Accsupp generates stable document object model (DOM) trees preserving semantic LaTeX equation structures legible to screen reader technologies downstream.

Add MathML Equivalents with \mathml Command

Further augment equations by adding parallel MathML markup as an extra layer of semantic enrichment:


While visual presentation remains unchanged, adding MathML strengthens the LaTeX document model for deeper semantic analysis by non-visual users leveraging math accessibility support in their assistive technology.

Validating Accessibility

After optimizing LaTeX document source code for accessibility, authors must validate resulting PDF exports confirm barriers do not persist preventing use by disabled audiences.

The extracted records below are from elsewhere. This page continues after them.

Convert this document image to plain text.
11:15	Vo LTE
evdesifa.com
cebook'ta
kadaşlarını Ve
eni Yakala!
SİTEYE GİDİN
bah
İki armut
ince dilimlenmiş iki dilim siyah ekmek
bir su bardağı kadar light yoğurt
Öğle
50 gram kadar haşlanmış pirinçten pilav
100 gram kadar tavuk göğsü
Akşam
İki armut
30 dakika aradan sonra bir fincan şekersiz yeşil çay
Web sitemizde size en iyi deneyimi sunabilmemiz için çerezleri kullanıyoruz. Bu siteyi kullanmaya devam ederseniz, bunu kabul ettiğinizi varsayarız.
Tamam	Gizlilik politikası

Use Accessibility Checkers Like Accessibility Audit

Run final PDFs through diagnostic validators like Microsoft Word's Accessibility Checker seeking issues around:

  • Missing alternate text on images
  • Tables lacking associated descriptions
  • Unlabeled interactive form elements
  • Other failures indicating problems

Address all flagged validation problems through iterative improvements to source LaTeX contents until eliminating warnings.

Manually Review with Screen Readers

As a final quality check, directly open the finished PDF in assistive tools like the NVDA screen reader on Windows or VoiceOver on macOS to verify an optimal end-user experience prevails:

  • Do headings, links, captions flow logically?
  • Is visual media contextually reinforced for non-sighted users?
  • Do math expressions and tables make sense when read aloud?

Refining LaTeX documents directly through the assistive technology interface provides crucial final confirmation format barriers no longer persist at publication.